TfL’s chief technology officer Shashi Verma added: “London Underground was born in the 19th century, and this concession to deliver mobile coverage to the whole tube network ensures it continues to adapt for customers in the 21st century. Providing mobile connectivity to customers within the tunnels and on platforms across London will help them stay connected more easily, and will both provide a long-term revenue stream for TfL and support economic growth across the city.”
Alongside BAI’s installation of the mobile network, the company will also use the subterranean infrastructure of the London Underground to roll out a fibre broadband network across the capital.

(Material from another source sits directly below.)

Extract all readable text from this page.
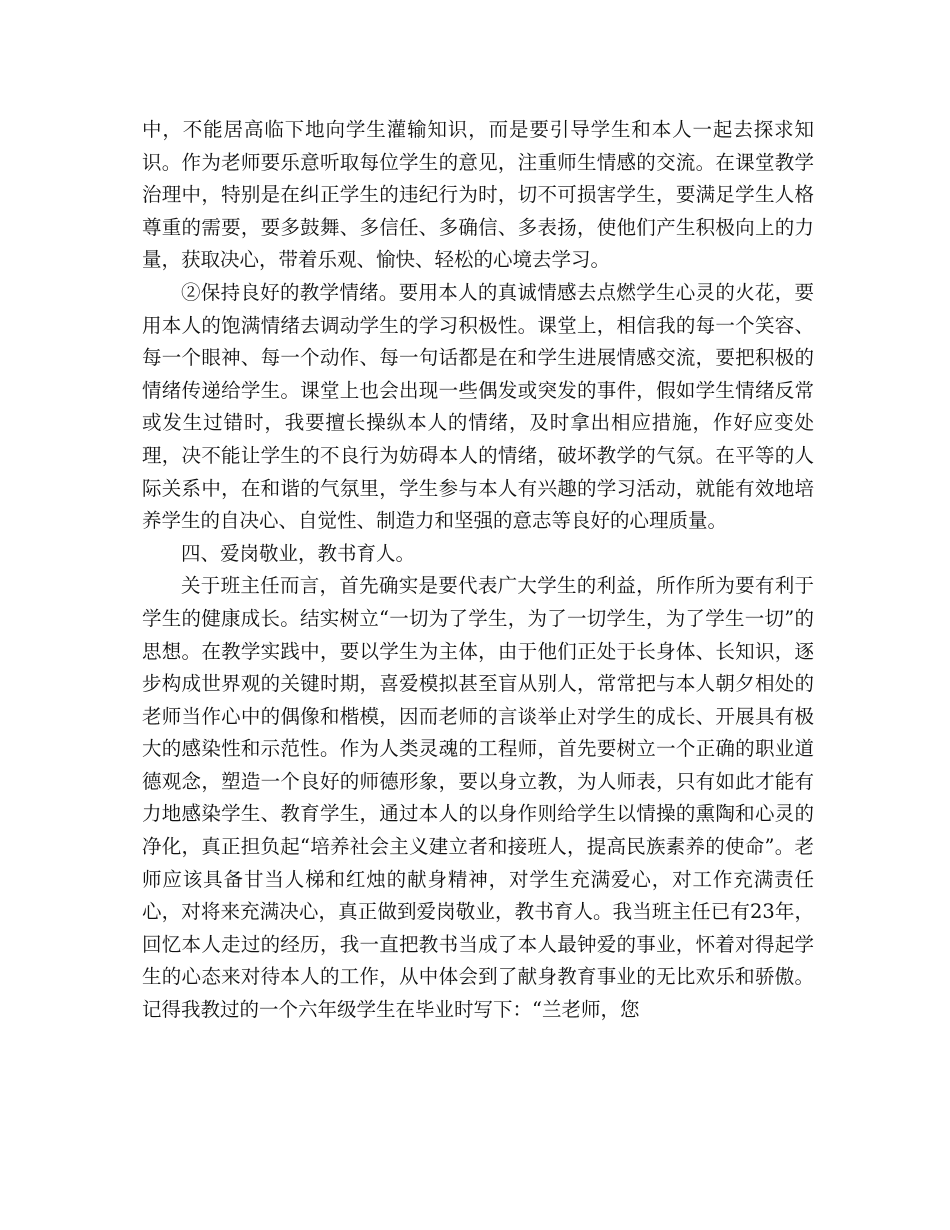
中，不能居高临下地向学生灌输知识，而是要引导学生和本人一起去探求知识。作为老师要乐意听取每位学生的意见，注重师生情感的交流。在课堂教学治理中，特别是在纠正学生的违纪行为时，切不可损害学生，要满足学生人格尊重的需要，要多鼓舞、多信任、多确信、多表扬，使他们产生积极向上的力量，获取决心，带着乐观、愉快、轻松的心境去学习。

②保持良好的教学情绪。要用本人的真诚情感去点燃学生心灵的火花，要用本人的饱满情绪去调动学生的学习积极性。课堂上，相信我的每一个笑容、每一个眼神、每一个动作、每一句话都是在和学生进展情感交流，要把积极的情绪传递给学生。课堂上也会出现一些偶发或突发的事件，假如学生情绪反常或发生过错时，我要擅长操纵本人的情绪，及时拿出相应措施，作好应变处理，决不能让学生的不良行为妨碍本人的情绪，破坏教学的气氛。在平等的人际关系中，在和谐的气氛里，学生参与本人有兴趣的学习活动，就能有效地培养学生的自决心、自觉性、制造力和坚强的意志等良好的心理质量。

四、爱岗敬业，教书育人。

关于班主任而言，首先确实是要代表广大学生的利益，所作所为要有利于学生的健康成长。结实树立“一切为了学生，为了一切学生，为了学生一切”的思想。在教学实践中，要以学生为主体，由于他们正处于长身体、长知识，逐步构成世界观的关键时期，喜爱模拟甚至盲从别人，常常把与本人朝夕相处的老师当作心中的偶像和楷模，因而老师的言谈举止对学生的成长、开展具有极大的感染性和示范性。作为人类灵魂的工程师，首先要树立一个正确的职业道德观念，塑造一个良好的师德形象，要以身立教，为人师表，只有如此才能有力地感染学生、教育学生，通过本人的以身作则给学生以情操的熏陶和心灵的净化，真正担负起“培养社会主义建立者和接班人，提高民族素养的使命”。老师应该具备甘当人梯和红烛的献身精神，对学生充满爱心，对工作充满责任心，对将来充满决心，真正做到爱岗敬业，教书育人。我当班主任已有23年，回忆本人走过的经历，我一直把教书当成了本人最钟爱的事业，怀着对得起学生的心态来对待本人的工作，从中体会到了献身教育事业的无比欢乐和骄傲。记得我教过的一个六年级学生在毕业时写下：“兰老师，您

Over the course of its 20-year partnership with London’s transport authority, the communications firm expects to invest more than £1bn in the city’s infrastructure, according to chief executive Billy D’Arcy.
“Our long-term partnership with TfL will completely transform the passenger experience, as well as helping to boost London’s economy and providing social benefits for years to come,” he said. “By building the most advanced network of its kind in the world here, we are helping London leapfrog other major cities in terms of connectivity and ensure that the capital remains the most attractive place for investment.”